“No, this is the kind of fasting I want:
Free those who are wrongly imprisoned;
lighten the burden of those who work for you.
Let the oppressed go free,
and remove the chains that bind people.
Share your food with the hungry,
and give shelter to the homeless.
Give clothes to those who need them,
and do not hide from relatives who need your help.
Then your salvation will come like the dawn,
and your wounds will quickly heal.
Your godliness will lead you forward,
and the glory of the Lord will protect you from behind.
Then when you call, the Lord will answer.

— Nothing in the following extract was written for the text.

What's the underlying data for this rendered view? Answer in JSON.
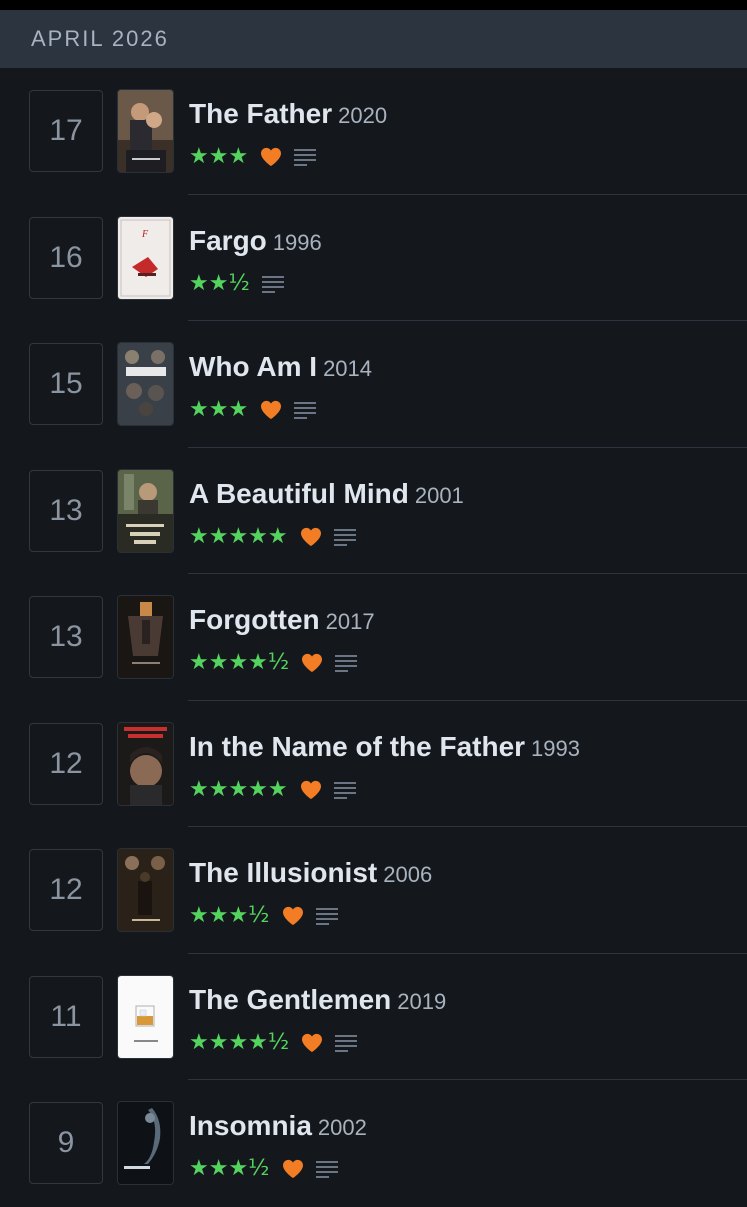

‘Yes, I am here,’ He will quickly reply.”
– Isaiah 58:6-9a
God ignores fasts if those who perform them commit sins against justice and charity. Hypocrisy of any kind is condemnable and God teaches and reproaches, telling us that He will have nothing to do with the pretence and two-facedness of those who fast but behave wickedly and sinfully. He will, however, certainly listen to prayers if they are accompanied by acts of justice and charity.
The works of mercy recommended in this oracle are echoed in Jesus’ discourse on the Last Judgment (Mat 25:23-45). Christian spirituality has always stressed that love of neighbour and works of mercy are clear proof of a person’s love of God and are a touchstone of true religion, for “…works of mercy are proof of a truly holy life” (from St Thomas Aquinas).
St Leo the Great taught: “Let each of the faithful examine his own conscience, seeking out his deepest desires; if he finds the fruits of love within his soul, he will know that God is with him, and he should strive even harder to be worthy of so great a guest, being ever more generous in his works of mercy”.
Here I am, Lord, remove my impurities and fill me with your love.
Take me, shape me and mould me.
Strengthen my determination and self-control.
Guide me, lead me, walk beside me and use me, Lord.